Black Art Magazine Spring 2025

VOLUME 4, ISSUE 1

THE BUILD ISSUE

I leave elements of the first layer visible for the audience to connect with and follow the creative process.

CÉLIA AGBOLOTO

This issue explores how Black artists construct identity, memory, and meaning—brick by brick. The work in these pages spans childhood memories, digital experimentation, and centuries-old symbolism. Together, they remind us that identity doesn’t arrive fully formed—it’s built. Whether through dots, gestures, garments, or fragments of the past, each artist offers a method of assembly—a system of remembering, reflecting, and remaking.

Thematic Explorations

“The fingerprint becomes the only sign that allows me to express this individuality in a graphic way.”
—Franck Ezan

What defines us and who gets to decide? What are the building blocks of our identity?

For Franck Ezan, the fingerprint is a singular identity marker drawn from his experience growing up as a twin. Célia Agboloto uses thousands of dots to document the psychological layers of a life. “Each painting is a page within a biography,” she says of her pointillist portraits, “displaying past transgressions and current psychology.” Boris Anje reclaims fashion as power, drawing inspiration from the sapeurs of the Republic of Congo. Their sharp suits, he notes, are “a statement against societal norms and economic constraints.” And for Cédric Tchinan, art is a release: “We are not always true to ourselves. Art is the only way to externalize what we truly feel without fear.”

“Through Abfillage, I use photography and newspaper collage to preserve narratives—fragments of history that might otherwise fade.”
—Prosper Aluu

Artists turn memory into material—layering photographs, textures, and digital tools to reflect the past and imagine what’s next.

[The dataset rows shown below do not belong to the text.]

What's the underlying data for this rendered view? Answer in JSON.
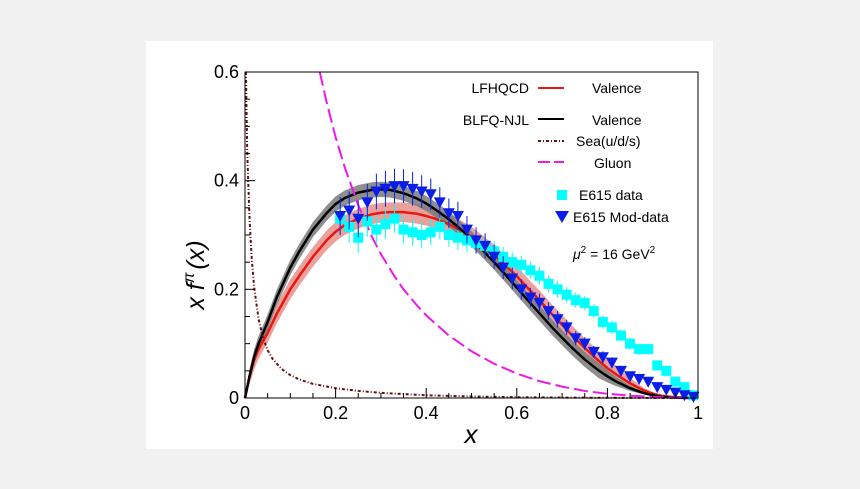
{
  "chart_data": {
    "type": "line",
    "xlabel": "x",
    "ylabel": "x f",
    "ylabel_superscript": "π",
    "ylabel_argument": "(x)",
    "xlim": [
      0,
      1
    ],
    "ylim": [
      0,
      0.6
    ],
    "x_ticks": [
      0,
      0.2,
      0.4,
      0.6,
      0.8,
      1
    ],
    "x_tick_labels": [
      "0",
      "0.2",
      "0.4",
      "0.6",
      "0.8",
      "1"
    ],
    "y_ticks": [
      0,
      0.2,
      0.4,
      0.6
    ],
    "y_tick_labels": [
      "0",
      "0.2",
      "0.4",
      "0.6"
    ],
    "annotation": {
      "mu": "μ",
      "exp": "2",
      "eq": " = 16 GeV",
      "exp2": "2"
    },
    "legend": {
      "group1": "LFHQCD",
      "group2": "BLFQ-NJL",
      "items": [
        "Valence",
        "Valence",
        "Sea(u/d/s)",
        "Gluon",
        "E615 data",
        "E615 Mod-data"
      ]
    },
    "colors": {
      "lfhqcd": "#e8170f",
      "lfhqcd_band": "#d9534f",
      "blfq": "#000000",
      "blfq_band": "#7a7a7a",
      "sea": "#6b0e0e",
      "gluon": "#f018e6",
      "e615": "#00ffff",
      "e615_mod": "#0a1ee8"
    },
    "series": [
      {
        "name": "LFHQCD Valence",
        "band": 0.018,
        "x": [
          0,
          0.01,
          0.02,
          0.03,
          0.05,
          0.07,
          0.1,
          0.12,
          0.15,
          0.18,
          0.2,
          0.22,
          0.25,
          0.28,
          0.3,
          0.32,
          0.35,
          0.38,
          0.4,
          0.42,
          0.45,
          0.48,
          0.5,
          0.52,
          0.55,
          0.58,
          0.6,
          0.62,
          0.65,
          0.68,
          0.7,
          0.72,
          0.75,
          0.78,
          0.8,
          0.82,
          0.85,
          0.88,
          0.9,
          0.92,
          0.95,
          0.97,
          1.0
        ],
        "y": [
          0,
          0.04,
          0.07,
          0.09,
          0.12,
          0.155,
          0.2,
          0.225,
          0.26,
          0.29,
          0.306,
          0.318,
          0.33,
          0.338,
          0.341,
          0.342,
          0.342,
          0.339,
          0.335,
          0.33,
          0.32,
          0.307,
          0.297,
          0.284,
          0.264,
          0.24,
          0.224,
          0.206,
          0.18,
          0.152,
          0.135,
          0.117,
          0.092,
          0.069,
          0.055,
          0.043,
          0.027,
          0.014,
          0.008,
          0.004,
          0.0015,
          0.0005,
          0
        ]
      },
      {
        "name": "BLFQ-NJL Valence",
        "band": 0.014,
        "x": [
          0,
          0.01,
          0.02,
          0.03,
          0.05,
          0.07,
          0.1,
          0.12,
          0.15,
          0.18,
          0.2,
          0.22,
          0.25,
          0.28,
          0.3,
          0.32,
          0.35,
          0.38,
          0.4,
          0.42,
          0.45,
          0.48,
          0.5,
          0.52,
          0.55,
          0.58,
          0.6,
          0.62,
          0.65,
          0.68,
          0.7,
          0.72,
          0.75,
          0.78,
          0.8,
          0.82,
          0.85,
          0.88,
          0.9,
          0.92,
          0.95,
          0.97,
          1.0
        ],
        "y": [
          0,
          0.04,
          0.075,
          0.1,
          0.14,
          0.185,
          0.24,
          0.27,
          0.31,
          0.34,
          0.357,
          0.368,
          0.378,
          0.383,
          0.384,
          0.383,
          0.377,
          0.367,
          0.358,
          0.347,
          0.329,
          0.308,
          0.293,
          0.276,
          0.25,
          0.222,
          0.203,
          0.184,
          0.156,
          0.128,
          0.111,
          0.094,
          0.071,
          0.051,
          0.04,
          0.03,
          0.018,
          0.009,
          0.005,
          0.002,
          0.0007,
          0.0002,
          0
        ]
      },
      {
        "name": "Sea(u/d/s)",
        "x": [
          0.002,
          0.005,
          0.01,
          0.015,
          0.02,
          0.03,
          0.04,
          0.05,
          0.06,
          0.08,
          0.1,
          0.12,
          0.15,
          0.2,
          0.25,
          0.3,
          0.4,
          0.5,
          0.6,
          0.7,
          0.8,
          0.9,
          1.0
        ],
        "y": [
          0.6,
          0.45,
          0.33,
          0.255,
          0.205,
          0.145,
          0.11,
          0.088,
          0.073,
          0.054,
          0.042,
          0.034,
          0.026,
          0.018,
          0.013,
          0.0095,
          0.005,
          0.0028,
          0.0015,
          0.0008,
          0.0004,
          0.0001,
          0
        ]
      },
      {
        "name": "Gluon",
        "x": [
          0.165,
          0.18,
          0.2,
          0.22,
          0.25,
          0.28,
          0.3,
          0.33,
          0.35,
          0.38,
          0.4,
          0.45,
          0.5,
          0.55,
          0.6,
          0.65,
          0.7,
          0.75,
          0.8,
          0.85,
          0.9,
          0.95,
          1.0
        ],
        "y": [
          0.6,
          0.545,
          0.48,
          0.425,
          0.355,
          0.297,
          0.265,
          0.224,
          0.2,
          0.17,
          0.152,
          0.115,
          0.086,
          0.063,
          0.045,
          0.031,
          0.021,
          0.013,
          0.0078,
          0.0043,
          0.002,
          0.0007,
          0
        ]
      },
      {
        "name": "E615 data",
        "x": [
          0.21,
          0.23,
          0.25,
          0.27,
          0.29,
          0.31,
          0.33,
          0.35,
          0.37,
          0.39,
          0.41,
          0.43,
          0.45,
          0.47,
          0.49,
          0.51,
          0.53,
          0.55,
          0.57,
          0.59,
          0.61,
          0.63,
          0.65,
          0.67,
          0.69,
          0.71,
          0.73,
          0.75,
          0.77,
          0.79,
          0.81,
          0.83,
          0.85,
          0.87,
          0.89,
          0.91,
          0.93,
          0.95,
          0.97,
          0.99
        ],
        "y": [
          0.33,
          0.315,
          0.295,
          0.325,
          0.31,
          0.32,
          0.33,
          0.31,
          0.305,
          0.3,
          0.305,
          0.315,
          0.3,
          0.295,
          0.29,
          0.285,
          0.28,
          0.27,
          0.26,
          0.25,
          0.245,
          0.235,
          0.225,
          0.21,
          0.2,
          0.19,
          0.18,
          0.175,
          0.16,
          0.14,
          0.13,
          0.115,
          0.1,
          0.09,
          0.09,
          0.06,
          0.05,
          0.03,
          0.02,
          0.005
        ],
        "err": [
          0.03,
          0.03,
          0.028,
          0.028,
          0.027,
          0.027,
          0.026,
          0.025,
          0.025,
          0.024,
          0.024,
          0.023,
          0.022,
          0.022,
          0.021,
          0.02,
          0.02,
          0.019,
          0.018,
          0.018,
          0.017,
          0.016,
          0.016,
          0.015,
          0.015,
          0.014,
          0.014,
          0.013,
          0.013,
          0.012,
          0.012,
          0.011,
          0.011,
          0.01,
          0.01,
          0.009,
          0.009,
          0.008,
          0.007,
          0.006
        ]
      },
      {
        "name": "E615 Mod-data",
        "x": [
          0.21,
          0.23,
          0.25,
          0.27,
          0.29,
          0.31,
          0.33,
          0.35,
          0.37,
          0.39,
          0.41,
          0.43,
          0.45,
          0.47,
          0.49,
          0.51,
          0.53,
          0.55,
          0.57,
          0.59,
          0.61,
          0.63,
          0.65,
          0.67,
          0.69,
          0.71,
          0.73,
          0.75,
          0.77,
          0.79,
          0.81,
          0.83,
          0.85,
          0.87,
          0.89,
          0.91,
          0.93,
          0.95,
          0.97,
          0.99
        ],
        "y": [
          0.335,
          0.345,
          0.33,
          0.36,
          0.38,
          0.385,
          0.39,
          0.39,
          0.385,
          0.38,
          0.375,
          0.36,
          0.34,
          0.335,
          0.31,
          0.29,
          0.28,
          0.26,
          0.24,
          0.22,
          0.2,
          0.185,
          0.175,
          0.16,
          0.145,
          0.13,
          0.11,
          0.1,
          0.085,
          0.075,
          0.065,
          0.05,
          0.04,
          0.035,
          0.03,
          0.02,
          0.015,
          0.01,
          0.005,
          0.002
        ],
        "err": [
          0.035,
          0.035,
          0.034,
          0.034,
          0.033,
          0.033,
          0.032,
          0.031,
          0.031,
          0.03,
          0.029,
          0.028,
          0.027,
          0.026,
          0.025,
          0.024,
          0.023,
          0.022,
          0.021,
          0.02,
          0.019,
          0.018,
          0.017,
          0.016,
          0.015,
          0.014,
          0.013,
          0.012,
          0.011,
          0.011,
          0.01,
          0.009,
          0.009,
          0.008,
          0.007,
          0.007,
          0.006,
          0.005,
          0.004,
          0.004
        ]
      }
    ]
  }
}
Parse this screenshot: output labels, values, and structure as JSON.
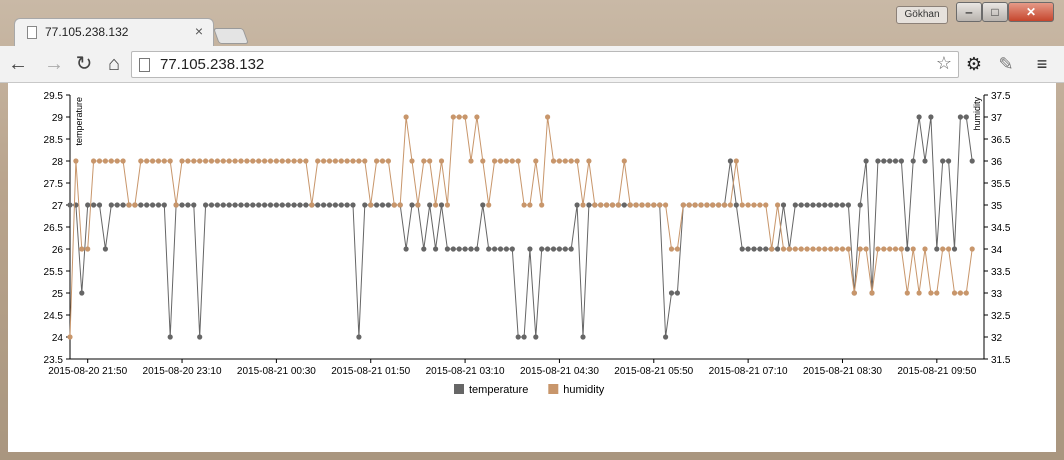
{
  "tab": {
    "title": "77.105.238.132",
    "close": "×"
  },
  "profile_name": "Gökhan",
  "window_buttons": {
    "minimize": "‒",
    "maximize": "□",
    "close": "✕"
  },
  "toolbar": {
    "back": "←",
    "forward": "→",
    "reload": "↻",
    "home": "⌂",
    "menu": "≡",
    "settings": "⚙"
  },
  "address_bar": {
    "url": "77.105.238.132"
  },
  "colors": {
    "temperature": "#666666",
    "humidity": "#c8966b",
    "grid": "#e6e6e6"
  },
  "chart_data": {
    "type": "line",
    "left_axis": {
      "label": "temperature",
      "ticks": [
        "23.5",
        "24",
        "24.5",
        "25",
        "25.5",
        "26",
        "26.5",
        "27",
        "27.5",
        "28",
        "28.5",
        "29",
        "29.5"
      ],
      "range": [
        23.5,
        29.5
      ]
    },
    "right_axis": {
      "label": "humidity",
      "ticks": [
        "31.5",
        "32",
        "32.5",
        "33",
        "33.5",
        "34",
        "34.5",
        "35",
        "35.5",
        "36",
        "36.5",
        "37",
        "37.5"
      ],
      "range": [
        31.5,
        37.5
      ]
    },
    "x_ticks": [
      "2015-08-20 21:50",
      "2015-08-20 23:10",
      "2015-08-21 00:30",
      "2015-08-21 01:50",
      "2015-08-21 03:10",
      "2015-08-21 04:30",
      "2015-08-21 05:50",
      "2015-08-21 07:10",
      "2015-08-21 08:30",
      "2015-08-21 09:50"
    ],
    "x_start": "2015-08-20 21:35",
    "x_end": "2015-08-21 10:30",
    "x_step_minutes": 5,
    "legend": {
      "placement": "bottom-center",
      "items": [
        "temperature",
        "humidity"
      ]
    },
    "series": [
      {
        "name": "temperature",
        "axis": "left",
        "values": [
          27,
          27,
          25,
          27,
          27,
          27,
          26,
          27,
          27,
          27,
          27,
          27,
          27,
          27,
          27,
          27,
          27,
          24,
          27,
          27,
          27,
          27,
          24,
          27,
          27,
          27,
          27,
          27,
          27,
          27,
          27,
          27,
          27,
          27,
          27,
          27,
          27,
          27,
          27,
          27,
          27,
          27,
          27,
          27,
          27,
          27,
          27,
          27,
          27,
          24,
          27,
          27,
          27,
          27,
          27,
          27,
          27,
          26,
          27,
          27,
          26,
          27,
          26,
          27,
          26,
          26,
          26,
          26,
          26,
          26,
          27,
          26,
          26,
          26,
          26,
          26,
          24,
          24,
          26,
          24,
          26,
          26,
          26,
          26,
          26,
          26,
          27,
          24,
          27,
          27,
          27,
          27,
          27,
          27,
          27,
          27,
          27,
          27,
          27,
          27,
          27,
          24,
          25,
          25,
          27,
          27,
          27,
          27,
          27,
          27,
          27,
          27,
          28,
          27,
          26,
          26,
          26,
          26,
          26,
          26,
          26,
          27,
          26,
          27,
          27,
          27,
          27,
          27,
          27,
          27,
          27,
          27,
          27,
          25,
          27,
          28,
          25,
          28,
          28,
          28,
          28,
          28,
          26,
          28,
          29,
          28,
          29,
          26,
          28,
          28,
          26,
          29,
          29,
          28
        ]
      },
      {
        "name": "humidity",
        "axis": "right",
        "values": [
          32,
          36,
          34,
          34,
          36,
          36,
          36,
          36,
          36,
          36,
          35,
          35,
          36,
          36,
          36,
          36,
          36,
          36,
          35,
          36,
          36,
          36,
          36,
          36,
          36,
          36,
          36,
          36,
          36,
          36,
          36,
          36,
          36,
          36,
          36,
          36,
          36,
          36,
          36,
          36,
          36,
          35,
          36,
          36,
          36,
          36,
          36,
          36,
          36,
          36,
          36,
          35,
          36,
          36,
          36,
          35,
          35,
          37,
          36,
          35,
          36,
          36,
          35,
          36,
          35,
          37,
          37,
          37,
          36,
          37,
          36,
          35,
          36,
          36,
          36,
          36,
          36,
          35,
          35,
          36,
          35,
          37,
          36,
          36,
          36,
          36,
          36,
          35,
          36,
          35,
          35,
          35,
          35,
          35,
          36,
          35,
          35,
          35,
          35,
          35,
          35,
          35,
          34,
          34,
          35,
          35,
          35,
          35,
          35,
          35,
          35,
          35,
          35,
          36,
          35,
          35,
          35,
          35,
          35,
          34,
          35,
          34,
          34,
          34,
          34,
          34,
          34,
          34,
          34,
          34,
          34,
          34,
          34,
          33,
          34,
          34,
          33,
          34,
          34,
          34,
          34,
          34,
          33,
          34,
          33,
          34,
          33,
          33,
          34,
          34,
          33,
          33,
          33,
          34
        ]
      }
    ]
  }
}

Prosper Aluu’s collaged compositions become “visual diaries,” blending political narratives with personal reflection. Alhassane Konté turns childhood into a force for resistance: “If we want to bring about change, it would be wise to start with children” he says, layering sawdust and light into tranquil landscapes that speak to loss, renewal, and time stretched thin. RJ Gardner captures beauty in the overlooked: a couple at a game, the way the sun hits a window, a car parked alone. “It’s the small details and moments of life I love,” he says. Cecil Lee, through his process of Computer-Evolved Digital Composition, constructs compositions that give us a glimpse of our future possibilities.

Creative Writing: What We Carry

This issue’s literary works explore the stories we inherit, the pain we process, and the pride we proclaim. Fiyola Hoosen-Steele’s short story The Wayward Ways of Lydia Hayworth dives into layered family history and racial politics in apartheid South Africa. Vernajh Pinder’s poem A Love That Once Was traces the emotional aftermath of love lost. And Sarpong Agyemang’s An Ode to a Black Queen and I Am Black honor Blackness as both legacy and light.

Core Conversations

Across interviews this season, one idea echoed again and again: the beginning matters. Each creative path seemed to hinge on a starting point—often quiet, sometimes chaotic, always defining.

Artists spoke about patience. About not rushing the process. About building a visual language over years, not days. They challenged the myth of overnight mastery, instead pointing to intuition, experimentation, and the long arc of growth.

We also noticed an undercurrent of tension: between spontaneity and structure, between what’s inherited and what’s invented. Identity wasn’t just represented in the art—it was wrestled with during the making.

And perhaps most striking: no one claimed to have the answers. Instead, they showed us what it looks like to keep asking better questions.